– Как давно ты понял?
– Недавно. После того, как Марго… Мне следовало бы раньше поговорить с ней откровенно, глядишь, и жива бы осталась.
– Быть может, – Артем не стал спорить.
Ему вообще не хотелось гадать о том, что могло бы произойти.
– Осталась бы… ты ведь не собирался ограничиться только ею. – Васька тронул бечеву мизинцем, осторожно, словно опасаясь, что она оживет. – Что там по плану? Софья? Потом Толик… он ко мне приходил.
– Сдать собирался, – новость эта удивления не вызвала.
– Да. Машка тоже?
– Она бы убила его… а потом самоубийство, – записку Машкину он положил на стол. – Сломалась под гнетом обстоятельств.
– Думаешь, в это поверили бы?
– Почему нет, – Артем пожал плечами. – По моему опыту люди верят и в куда более нелепые вещи…
Быть может, Васька прав. И у него ничего не получилось бы, но он хотя бы попытался.
Наверное, в этом и есть высший смысл – пытаться жить. День за днем и год за годом.
– Молчишь? – Васька посмотрел на часы. – Скоро за тобой приедут…
– Все началось… все началось с моей мамаши… она была абсолютно чокнутой…
Это сумасшествие, как любое безумие, началось исподволь. С чего? С развода, который грянул нежданно? С попытки найти утешение в церкви? Или еще раньше, с длинных юбок и платков, которые мама повязывала по самые глаза. Артемке все казалось, что платки эти слишком тугие, что сжимают они мамину голову.
– Господь смотрит на тебя! – приговаривала она, широко крестясь, и Артемку заставляла. Креститься. Молиться. Стоять на коленях.
Из дома исчез телевизор, а следом и книги, кроме тех, которые ей давали в церкви. Мамины подруги сменились женщинами в таких же, как у матери, серых платьях и тугих платках. Они говорили о боге и заставляли Артемку читать тонкие книжицы, в которых было написано вновь же о боге.
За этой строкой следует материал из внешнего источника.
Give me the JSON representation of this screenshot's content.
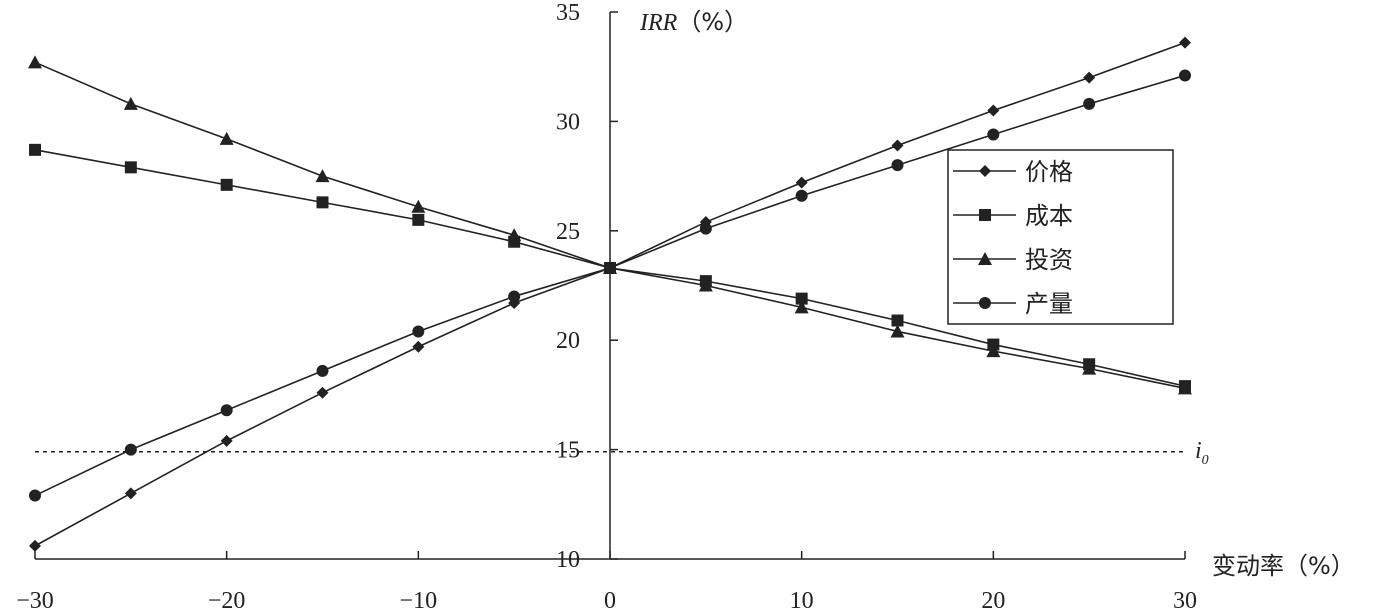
{
  "chart_data": {
    "type": "line",
    "x": [
      -30,
      -25,
      -20,
      -15,
      -10,
      -5,
      0,
      5,
      10,
      15,
      20,
      25,
      30
    ],
    "series": [
      {
        "name": "价格",
        "marker": "diamond",
        "values": [
          10.6,
          13.0,
          15.4,
          17.6,
          19.7,
          21.7,
          23.3,
          25.4,
          27.2,
          28.9,
          30.5,
          32.0,
          33.6
        ]
      },
      {
        "name": "成本",
        "marker": "square",
        "values": [
          28.7,
          27.9,
          27.1,
          26.3,
          25.5,
          24.5,
          23.3,
          22.7,
          21.9,
          20.9,
          19.8,
          18.9,
          17.9
        ]
      },
      {
        "name": "投资",
        "marker": "triangle",
        "values": [
          32.7,
          30.8,
          29.2,
          27.5,
          26.1,
          24.8,
          23.3,
          22.5,
          21.5,
          20.4,
          19.5,
          18.7,
          17.8
        ]
      },
      {
        "name": "产量",
        "marker": "circle",
        "values": [
          12.9,
          15.0,
          16.8,
          18.6,
          20.4,
          22.0,
          23.3,
          25.1,
          26.6,
          28.0,
          29.4,
          30.8,
          32.1
        ]
      }
    ],
    "reference_line": {
      "label": "i",
      "label_subscript": "0",
      "y": 14.9,
      "style": "dashed"
    },
    "xlabel": "变动率（%）",
    "ylabel_italic": "IRR",
    "ylabel_rest": "（%）",
    "x_ticks": [
      "−30",
      "−20",
      "−10",
      "0",
      "10",
      "20",
      "30"
    ],
    "x_tick_values": [
      -30,
      -20,
      -10,
      0,
      10,
      20,
      30
    ],
    "y_ticks": [
      "10",
      "15",
      "20",
      "25",
      "30",
      "35"
    ],
    "y_tick_values": [
      10,
      15,
      20,
      25,
      30,
      35
    ],
    "xlim": [
      -30,
      30
    ],
    "ylim": [
      10,
      35
    ],
    "grid": false,
    "legend_position": "top-right",
    "color": "#222222"
  }
}
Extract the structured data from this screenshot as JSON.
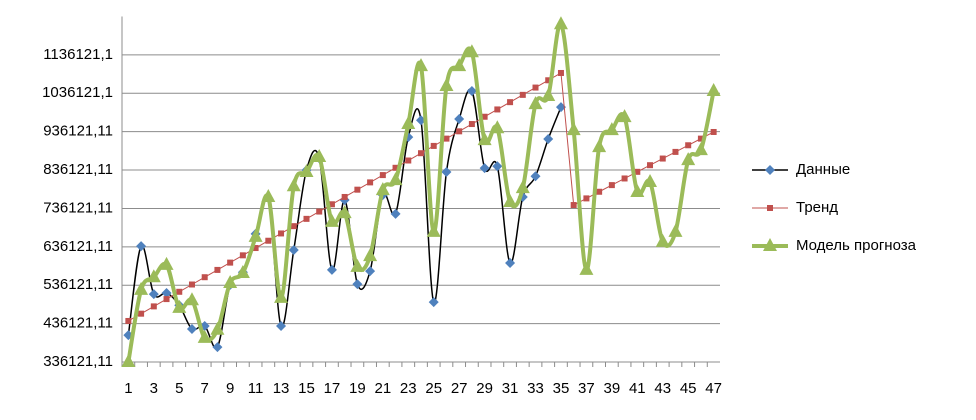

– Ты должен много молиться, чтобы искупить все грехи, – наставляла мать.
Помимо молитвы, был пост.
Он все длился и длился.
Поход на богомолье.
И возвращение.
Иконы, которых становилось все больше.
Запах ладана и воска.
Однажды в квартиру, пропахшую молитвой и постом, заглянула женщина. Немолодая, некрасивая, с крючковатым носом и яркими напомаженными губами.
– Дура, – громко сказала она матери. – Свою жизнь угробила и мальчишку мучишь?
– Я не мучаю, – мать отвечала тихо и на женщину старалась не смотреть.
Грешна та была. В платье вырядилась яркое. И туфли надела на каблуке.
– Господь милосерден. Он простит нас за грехи наши…
– Какие у него грехи? – возмутилась женщина и, покачав головой, велела: – Собирайся, Артемка. У меня поживешь. Глядишь, у мамаши твоей в голове и прояснится.
– Нет, – так же тихо ответила мать. – Его место здесь, рядом со мной.
А Артемка вдруг ясно осознал, что она безумна и что если он останется рядом с ней, то и сам сойдет с ума.
– Я… я поеду, – это далось ему нелегко.
– Дьявол искушает тебя…
Вещей у него было немного. Пара рубашек, брюки, ботинки. Все серое, будто запыленное, и старое донельзя. Артемка складывал вещи, а мать стояла, смотрела, скрестив руки на груди, тиха и смиренна.
– Господь тебя проклянет! – сказала она на прощанье.
– Не слушай ее, – хмыкнула женщина и сумочку открыла, ярко-красную, лаковую. – Делать богу больше нечего, кроме как всяких мальчишек проклинать…
На сердце сразу стало легче.
– Бог, он…
– Забудь о Боге, Артем… Нет, это я неправильно выразилась, – из сумочки появилась пачка сигарет и зажигалка. – Помни, конечно… вера, она у всех своя… но фанатизм от веры далек.
– А вы?
– Твоя бабка… не помнишь? Мы с Анри приезжали, когда ты был маленьким. Тогда у твоей мамаши с головой порядок был… уж извини, что долго не появлялась…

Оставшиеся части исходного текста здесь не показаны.